Chapter 1: Introduction

This chapter presents an overview of pavements and how a pavement preservation strategy that implements preventive maintenance treatments can be used to preserve the condition of a highway system and extend its service life. A discussion of pavement distresses identifies the potential causes of the distress types. Also discussed are the various treatment types used in Preventive Maintenance, including the selection of the most appropriate treatment. These topics are discussed in greater detail in Chapters 2-10.

1.0 Pavement Structure & Design

1.1 What is a Pavement?

A pavement is a layer or layers of compacted material designed to withstand the stresses applied by vehicle wheel loads and provide a smooth riding surface. Pavements are engineered structures by which stresses applied from moving wheel loads are transferred to the native soil (subgrade). Figures 1 and 2 illustrate the ways in which stress is applied to the roadway and how a pavement’s structural section can reduce the stress applied to the subgrade.

1.2 Flexible & Rigid Pavements

Pavement can be considered as the entire road structure. This chapter is concerned primarily with the surface of the pavement; however, structural aspects of the remaining parts also contribute greatly to the performance of any surfacing and must be understood.

The two main types of pavement in common use are flexible and rigid pavements. The difference between the two is the manner in which they distribute the applied load to the subgrade.

A rigid pavement -- Portland cement concrete (PCC) – due to its high rigidity and high stiffness (modulus of elasticity), tends to distribute the loads over a wide area of subgrade, resulting in the PCC slab carrying the majority of the load. Load distribution is considered the major factor in the performance of rigid pavements. This characteristic allows minor variations in the subgrade strength to have little effect on the structural capacity of the rigid pavement. However, severe cracking problems can arise if the subgrade cannot support the slab.

By contrast, flexible pavements consist of layers of granular materials and/or asphalt bound materials (such as hot mix asphalt or asphalt surfacing) with lower rigidity and stiffness compared with rigid pavements. Such pavements generate their load-bearing capacities based largely on the load distribution characteristics of the individual layers. The strength of a flexible pavement is built up with thick layers. These layers distribute the applied loads over the subgrade. As a result, the design thickness of the pavement is influenced by the load distribution mechanism and the strength of the subgrade. For these reasons, the material properties comprising each layer, its thicknesses, the subgrade strength, and the loading level are critical design parameters.

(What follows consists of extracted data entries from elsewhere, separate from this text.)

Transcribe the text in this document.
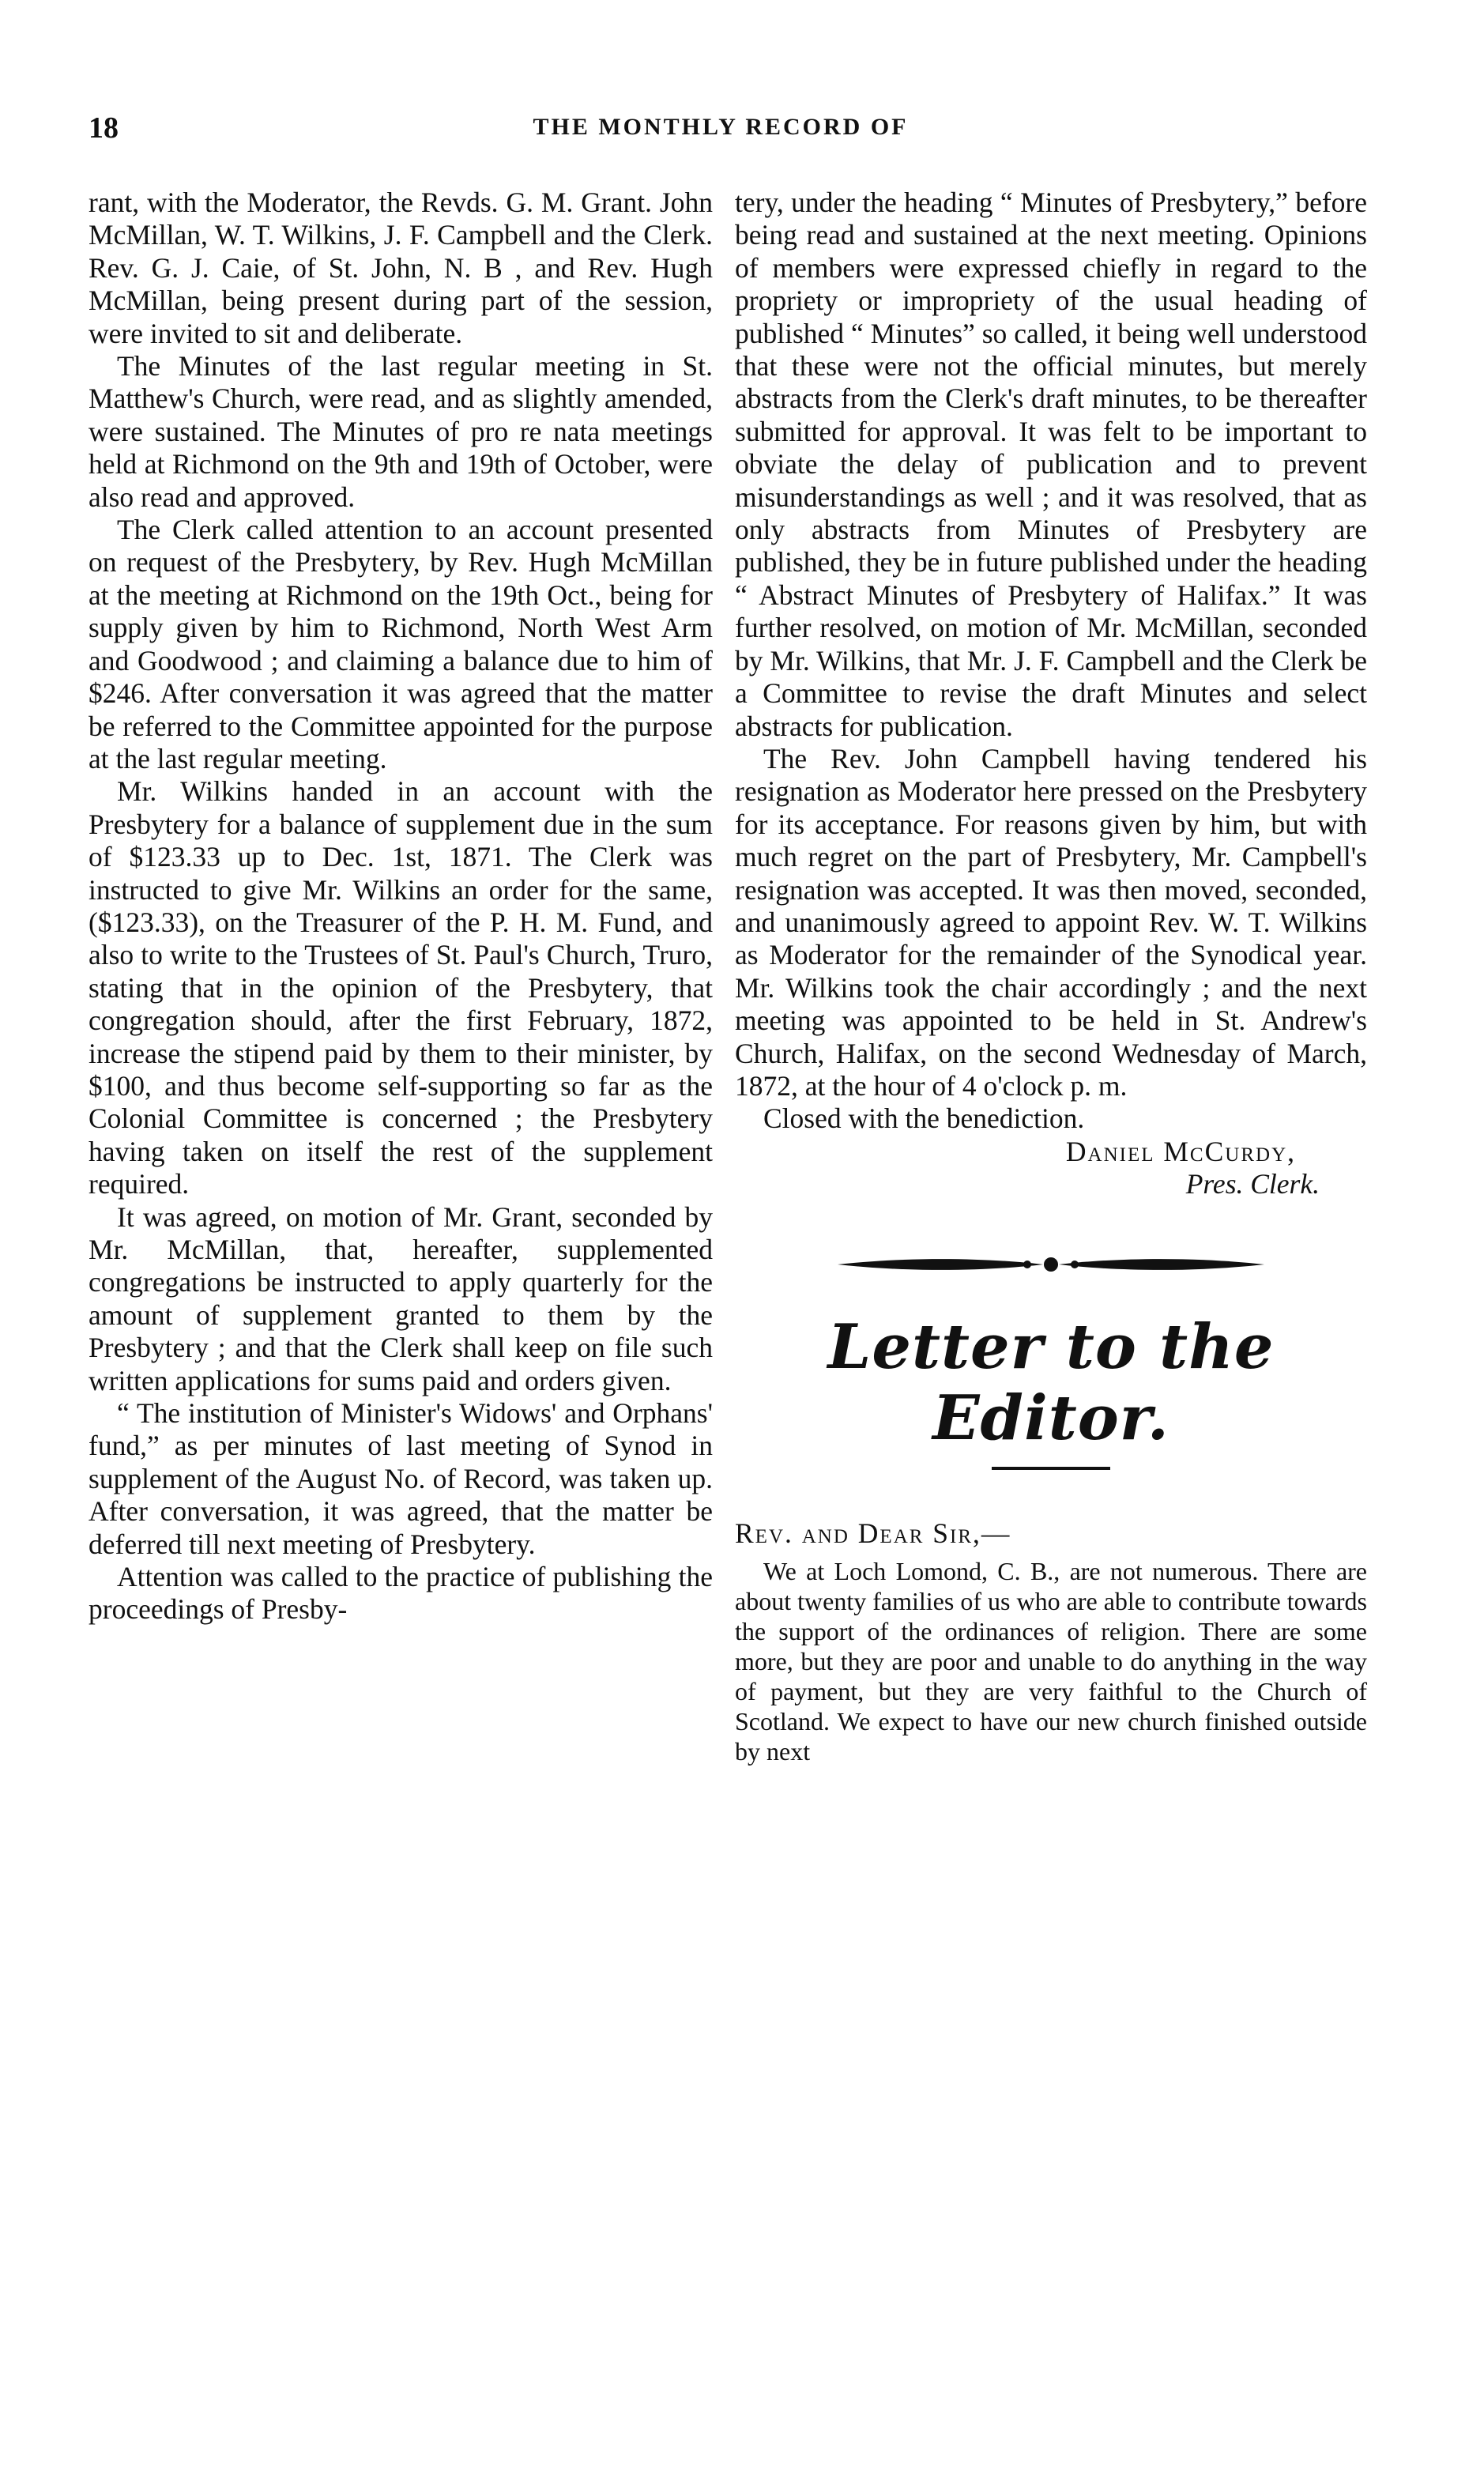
18	THE MONTHLY RECORD OF

rant, with the Moderator, the Revds. G. M. Grant. John McMillan, W. T. Wilkins, J. F. Campbell and the Clerk. Rev. G. J. Caie, of St. John, N. B , and Rev. Hugh McMillan, being present during part of the session, were invited to sit and deliberate.

The Minutes of the last regular meeting in St. Matthew's Church, were read, and as slightly amended, were sustained. The Minutes of pro re nata meetings held at Richmond on the 9th and 19th of October, were also read and approved.

The Clerk called attention to an account presented on request of the Presbytery, by Rev. Hugh McMillan at the meeting at Richmond on the 19th Oct., being for supply given by him to Richmond, North West Arm and Goodwood ; and claiming a balance due to him of $246. After conversation it was agreed that the matter be referred to the Committee appointed for the purpose at the last regular meeting.

Mr. Wilkins handed in an account with the Presbytery for a balance of supplement due in the sum of $123.33 up to Dec. 1st, 1871. The Clerk was instructed to give Mr. Wilkins an order for the same, ($123.33), on the Treasurer of the P. H. M. Fund, and also to write to the Trustees of St. Paul's Church, Truro, stating that in the opinion of the Presbytery, that congregation should, after the first February, 1872, increase the stipend paid by them to their minister, by $100, and thus become self-supporting so far as the Colonial Committee is concerned ; the Presbytery having taken on itself the rest of the supplement required.

It was agreed, on motion of Mr. Grant, seconded by Mr. McMillan, that, hereafter, supplemented congregations be instructed to apply quarterly for the amount of supplement granted to them by the Presbytery ; and that the Clerk shall keep on file such written applications for sums paid and orders given.

“ The institution of Minister's Widows' and Orphans' fund,” as per minutes of last meeting of Synod in supplement of the August No. of Record, was taken up. After conversation, it was agreed, that the matter be deferred till next meeting of Presbytery.

Attention was called to the practice of publishing the proceedings of Presby-

tery, under the heading “ Minutes of Presbytery,” before being read and sustained at the next meeting. Opinions of members were expressed chiefly in regard to the propriety or impropriety of the usual heading of published “ Minutes” so called, it being well understood that these were not the official minutes, but merely abstracts from the Clerk's draft minutes, to be thereafter submitted for approval. It was felt to be important to obviate the delay of publication and to prevent misunderstandings as well ; and it was resolved, that as only abstracts from Minutes of Presbytery are published, they be in future published under the heading “ Abstract Minutes of Presbytery of Halifax.” It was further resolved, on motion of Mr. McMillan, seconded by Mr. Wilkins, that Mr. J. F. Campbell and the Clerk be a Committee to revise the draft Minutes and select abstracts for publication.

The Rev. John Campbell having tendered his resignation as Moderator here pressed on the Presbytery for its acceptance. For reasons given by him, but with much regret on the part of Presbytery, Mr. Campbell's resignation was accepted. It was then moved, seconded, and unanimously agreed to appoint Rev. W. T. Wilkins as Moderator for the remainder of the Synodical year. Mr. Wilkins took the chair accordingly ; and the next meeting was appointed to be held in St. Andrew's Church, Halifax, on the second Wednesday of March, 1872, at the hour of 4 o'clock p. m.

Closed with the benediction.

Daniel McCurdy,

Pres. Clerk.

Letter to the Editor.

Rev. and Dear Sir,—

We at Loch Lomond, C. B., are not numerous. There are about twenty families of us who are able to contribute towards the support of the ordinances of religion. There are some more, but they are poor and unable to do anything in the way of payment, but they are very faithful to the Church of Scotland. We expect to have our new church finished outside by next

Pavement design is based on the structural analysis of multi-layered pavements subjected to traffic loading. A key to predicting performance is accurately modeling the stress and strain responses of the pavement and accounting for subgrade and environmental conditions affecting material properties.

1.3 Pavement Structure

A pavement’s structure can be broken down into three main components, each of which plays an important role in the overall performance of a pavement. The components are:

• Foundation
• Base
• Surfacing

Figure 3 shows typical pavement cross sections for both types of pavements.

1.3.1 Foundation

The foundation is comprised of the subgrade and, in some cases, the subbase. The foundation carries the loads created by construction traffic. Structurally, it is the final layer to which stress is transferred and is characterized by its compressive strength or bearing capacity. Because the foundation is generally the weakest layer, stresses must be spread over as wide an area as possible.

1.3.2 Base Layer

The base layer is a main structural element of the design and can consist of several layers. It is required to spread the wheel load so that the foundation is not over-stressed. Its stiffness and its fatigue resistance (if stabilized) characterize its behavior in the pavement structure.

The base layer can consist of compacted high-grade aggregate, lean concrete, Portland cement concrete, or dense graded asphalt. In some areas where drainage is poor or traffic is very heavy, a large stone mix with high voids can be used in the bottom part of this course. In situations where the subgrade is very weak, a binder-rich layer may be used at the bottom of this course.

1.3.3 Surfacing Layer

The surfacing layer ensures adequate skid resistance, provides a smooth riding surface, and acts as a protective layer for the underlying materials. It may or may not be structurally significant. Surfacings range from surface seals to thin hot-mix overlays. If the surfacing is greater than 40mm (1.5 in) thick, it will contribute to the structural integrity of the pavement and must be considered in the design. The surface layer is where most rutting and other defects occur. With this in mind, the design of this layer is very important.

Surface layers are characterized by their stiffness, creep resistance, moisture resistance, resistance to low-temperature cracking, fatigue resistance, and skid resistance. Figure 4 illustrates the main elements of the pavement structure with respect to the surfacing layer.